Three elements that work
One of our Chizuk list members who we've been helping over the past few months, sent us yesterday a beautiful update to his story, which appears here on our site.
I am now clean for 90 days. As expected, the single most important factor in staying clean was and is a connection to Ruchniyus. However this doesn't happen by itself. 3 main factors helped me establish that connection. The beginning is "sur merah" – stopping the addiction and the downward slide. The goal is "aseh tov" – improving and growing in Torah and Yiddishkeit. And the common denominator is the process of self discovery through therapy. More specifically, here's how those 3 elements work for me.
1) After reading about other people's struggles and recoveries on the Guard Your Eyes website, I revealed my addiction to my Rav, a therapist and my wife. The last part was the hardest and caused the most excruciating emotional pain I have ever experienced in my life. B"H we have a good marriage, and not knowing how she'd react and whether I would cause irreparable damage to the relationship was a huge hurdle that I had to overcome. No one could make that decision except me. Some may say that causing her pain is unnecessary and keeping this from her is not dishonest because it's for her own good and you're "hiding" a positive thing…your recovery. This did not work for me and ultimately, telling her and going through a painful period has strengthened our marriage. This is also one of the biggest ongoing reasons to stay clean…I don't want to go through that again!
2) I began seeing a therapist on a regular basis. The root cause of the addiction has to do with avoidance of emotional pain usually caused by a difficult childhood with unmet emotional needs and unreasonable expectations. Identifying this, recognizing that there were/are emotional needs that are legitimate and that adopting certain unreasonable expectations without questioning them will cause pain helps make you self aware. And if you're self aware, you know when the Yetzer Horah is talking and can decide not to listen! Also, it helped me identify and begin to overcome my resistance to learning Torah. When you're told from a young age to "learn, learn, learn" and your emotional needs are not addressed, you hate learning and associate it with all that pain. However real Ruchniyus is individual, not the result of doing what you're told but rather the result of a real connection with Hashem. This helped develop the third component of my recovery…
3) I began to learn and grow in Ruchniyus. The primary method that works for me is Mussar but not the way it's usually thought of in terms of doing more and being more medakdek in Mitzvos. Rather, it's an emotional journey. I focus on absorbing the Hashkafah – what our purpose is in the world and how to actualize it internally. Whether anything changes on the outside or not is irrelevant! I'd be happy to discuss in more detail if anyone is interested (write to firstname.lastname@example.org to be put in touch).
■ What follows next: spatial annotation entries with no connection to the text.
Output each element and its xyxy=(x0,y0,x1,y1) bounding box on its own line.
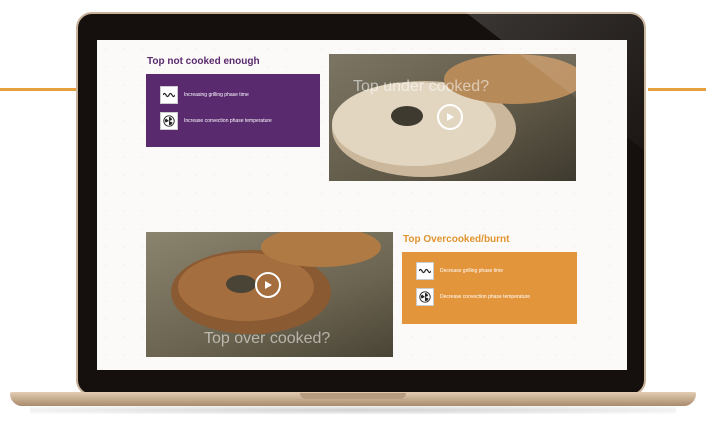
video-top-under-cooked[interactable]: Top under cooked? xyxy=(329,54,576,181)
laptop-screen: Top not cooked enough Increasing grillin… xyxy=(97,40,627,370)
tip-label: Increasing grilling phase time xyxy=(184,92,249,98)
accent-line-left xyxy=(0,88,78,91)
tip-row-grill: Increasing grilling phase time xyxy=(160,86,249,104)
tips-panel-not-cooked: Increasing grilling phase time Increase … xyxy=(146,74,320,147)
tip-row-fan: Increase convection phase temperature xyxy=(160,112,272,130)
tips-panel-overcooked: Decrease grilling phase time Decrease co… xyxy=(402,252,577,324)
play-icon xyxy=(447,113,454,121)
section-title-overcooked: Top Overcooked/burnt xyxy=(403,234,510,245)
tip-label: Decrease grilling phase time xyxy=(440,268,504,274)
fan-icon xyxy=(416,288,434,306)
play-button[interactable] xyxy=(255,272,281,298)
play-button[interactable] xyxy=(437,104,463,130)
tip-label: Increase convection phase temperature xyxy=(184,118,272,124)
tip-row-grill: Decrease grilling phase time xyxy=(416,262,503,280)
laptop-notch xyxy=(300,393,406,399)
tip-row-fan: Decrease convection phase temperature xyxy=(416,288,530,306)
video-top-over-cooked[interactable]: Top over cooked? xyxy=(146,232,393,357)
video-caption: Top under cooked? xyxy=(353,78,490,95)
grill-icon xyxy=(160,86,178,104)
play-icon xyxy=(265,281,272,289)
video-caption: Top over cooked? xyxy=(204,330,331,347)
section-title-not-cooked: Top not cooked enough xyxy=(147,56,260,67)
grill-icon xyxy=(416,262,434,280)
tip-label: Decrease convection phase temperature xyxy=(440,294,531,300)
laptop-shadow xyxy=(30,406,676,414)
fan-icon xyxy=(160,112,178,130)
accent-line-right xyxy=(648,88,706,91)
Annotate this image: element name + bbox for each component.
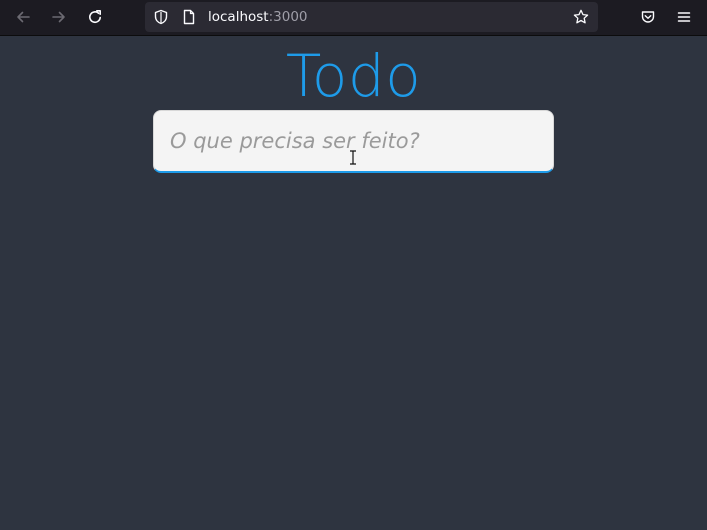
pocket-button[interactable]: [636, 6, 660, 28]
page-title: Todo: [285, 42, 422, 110]
url-text[interactable]: localhost:3000: [208, 9, 308, 25]
reload-button[interactable]: [83, 6, 107, 28]
hamburger-menu-icon: [676, 9, 692, 25]
browser-toolbar: localhost:3000: [0, 0, 707, 36]
url-port: :3000: [268, 9, 308, 25]
arrow-right-icon: [51, 9, 67, 25]
forward-button[interactable]: [47, 6, 71, 28]
back-button[interactable]: [11, 6, 35, 28]
menu-button[interactable]: [672, 6, 696, 28]
text-cursor-icon: [349, 150, 357, 165]
reload-icon: [87, 9, 103, 25]
star-icon[interactable]: [573, 9, 589, 25]
url-bar[interactable]: localhost:3000: [145, 2, 598, 32]
page-icon[interactable]: [181, 9, 197, 25]
page-content: Todo: [0, 37, 707, 530]
url-host: localhost: [208, 9, 269, 25]
pocket-icon: [640, 9, 656, 25]
shield-icon[interactable]: [153, 9, 169, 25]
arrow-left-icon: [15, 9, 31, 25]
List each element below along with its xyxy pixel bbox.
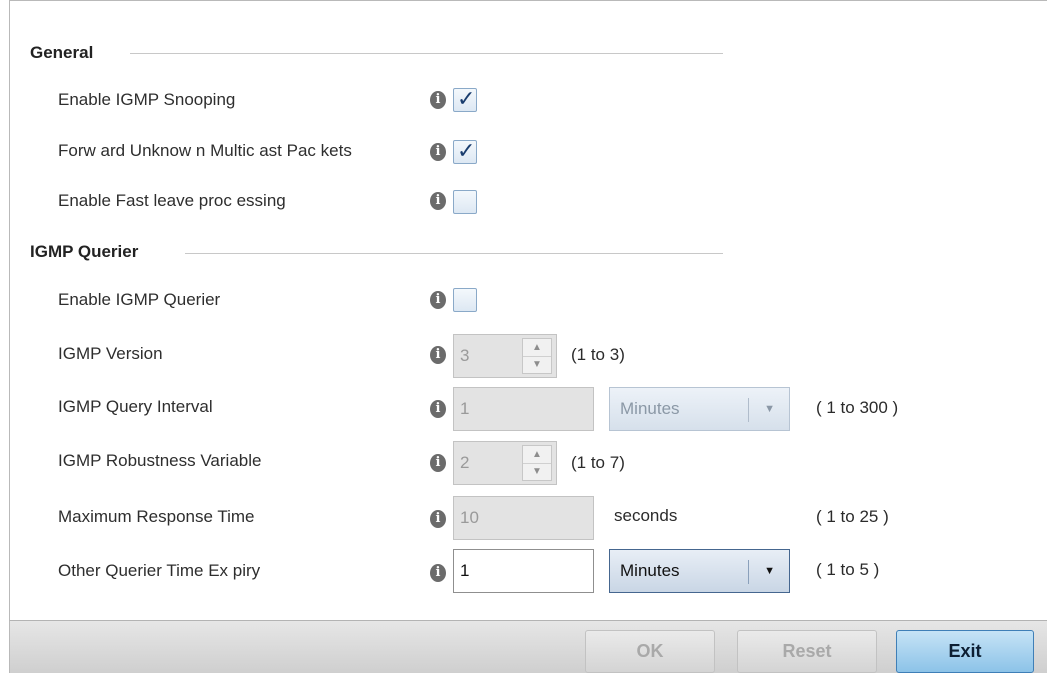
other-querier-expiry-unit: Minutes (620, 561, 680, 580)
igmp-version-stepper[interactable]: ▲ ▼ (522, 338, 552, 374)
decrement-icon[interactable]: ▼ (523, 463, 551, 480)
enable-igmp-querier-label: Enable IGMP Querier (58, 290, 221, 309)
info-icon[interactable]: i (430, 192, 446, 210)
other-querier-expiry-unit-select[interactable]: Minutes ▼ (609, 549, 790, 593)
enable-igmp-querier-checkbox[interactable] (453, 288, 477, 312)
max-response-time-range: ( 1 to 25 ) (816, 507, 889, 526)
chevron-down-icon: ▼ (764, 403, 775, 415)
max-response-time-label: Maximum Response Time (58, 507, 255, 526)
igmp-query-interval-value: 1 (460, 399, 470, 418)
igmp-settings-panel: General Enable IGMP Snooping i ✓ Forw ar… (9, 0, 1047, 621)
section-igmp-querier-title: IGMP Querier (30, 242, 139, 261)
info-icon[interactable]: i (430, 291, 446, 309)
increment-icon[interactable]: ▲ (523, 446, 551, 464)
igmp-query-interval-range: ( 1 to 300 ) (816, 398, 899, 417)
select-divider (748, 560, 749, 584)
info-icon[interactable]: i (430, 510, 446, 528)
enable-igmp-snooping-checkbox[interactable]: ✓ (453, 87, 477, 112)
dialog-footer: OK Reset Exit (9, 620, 1047, 673)
other-querier-expiry-range: ( 1 to 5 ) (816, 560, 880, 579)
igmp-robustness-stepper[interactable]: ▲ ▼ (522, 445, 552, 481)
decrement-icon[interactable]: ▼ (523, 356, 551, 373)
info-icon[interactable]: i (430, 143, 446, 161)
max-response-time-unit: seconds (614, 506, 678, 525)
info-icon[interactable]: i (430, 91, 446, 109)
enable-igmp-snooping-label: Enable IGMP Snooping (58, 90, 236, 109)
igmp-query-interval-input[interactable]: 1 (453, 387, 594, 431)
chevron-down-icon: ▼ (764, 565, 775, 577)
info-icon[interactable]: i (430, 564, 446, 582)
other-querier-expiry-value: 1 (460, 561, 470, 580)
max-response-time-input[interactable]: 10 (453, 496, 594, 540)
section-general-title: General (30, 43, 94, 62)
fast-leave-processing-label: Enable Fast leave proc essing (58, 191, 286, 210)
igmp-query-interval-unit: Minutes (620, 399, 680, 418)
igmp-robustness-value: 2 (460, 453, 470, 472)
fast-leave-processing-checkbox[interactable] (453, 190, 477, 214)
info-icon[interactable]: i (430, 454, 446, 472)
info-icon[interactable]: i (430, 346, 446, 364)
igmp-robustness-range: (1 to 7) (571, 453, 625, 472)
igmp-version-value: 3 (460, 346, 470, 365)
igmp-query-interval-label: IGMP Query Interval (58, 397, 213, 416)
forward-unknown-multicast-checkbox[interactable]: ✓ (453, 139, 477, 164)
info-icon[interactable]: i (430, 400, 446, 418)
select-divider (748, 398, 749, 422)
other-querier-expiry-label: Other Querier Time Ex piry (58, 561, 261, 580)
checkmark-icon: ✓ (457, 87, 476, 112)
igmp-version-label: IGMP Version (58, 344, 163, 363)
forward-unknown-multicast-label: Forw ard Unknow n Multic ast Pac kets (58, 141, 352, 160)
section-igmp-querier-rule (185, 253, 723, 254)
increment-icon[interactable]: ▲ (523, 339, 551, 357)
igmp-version-range: (1 to 3) (571, 345, 625, 364)
igmp-version-spinner[interactable]: 3 ▲ ▼ (453, 334, 557, 378)
igmp-robustness-spinner[interactable]: 2 ▲ ▼ (453, 441, 557, 485)
max-response-time-value: 10 (460, 508, 479, 527)
checkmark-icon: ✓ (457, 139, 476, 164)
section-general-rule (130, 53, 723, 54)
other-querier-expiry-input[interactable]: 1 (453, 549, 594, 593)
igmp-robustness-label: IGMP Robustness Variable (58, 451, 262, 470)
igmp-query-interval-unit-select[interactable]: Minutes ▼ (609, 387, 790, 431)
exit-button[interactable]: Exit (896, 630, 1034, 673)
reset-button[interactable]: Reset (737, 630, 877, 673)
ok-button[interactable]: OK (585, 630, 715, 673)
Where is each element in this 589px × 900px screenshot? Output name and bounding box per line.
Finally, the practical day to day steps that help me avoid a fall are thinking of who I am, what I'm about to do and the consequences (thanks to the healing hotline!). I have a written list of the consequences of acting out as well as the positive consequences of keeping clean that I review periodically or when feeling weak. Now that I've told some key people about my addiction, one of the consequences is the need to reveal any failures to them…and that's a strong deterrent. I've identified "good" activities, "bad" activities and "middle" activities and set up fences to avoid the risk areas. I remind myself to just get through today. And I remind myself not to get too confident. I'm vulnerable and may always be – and I can't let down my guard.
Looking forward to staying clean…not for the next 90 days, but "just for today" (as they say in the 12 step groups).
Elya K, who moderates the Jewish Healing Group comments below:
This is a beautiful story and makes our work worth every second.
I will say, if a person has a good relationship with their wife now, I concur that getting it over with, eliminates the secrets and lets you live a life of freedom. Marriage is a true partnership, with ups and downs. No one expects perfection. However guys, before you just blurt out anything to your wife, PLEASE speak to a professional beforehand to help guide you through it. It can be very traumatic for your wife and damage your relationship. Some people do it with a counselor in the room.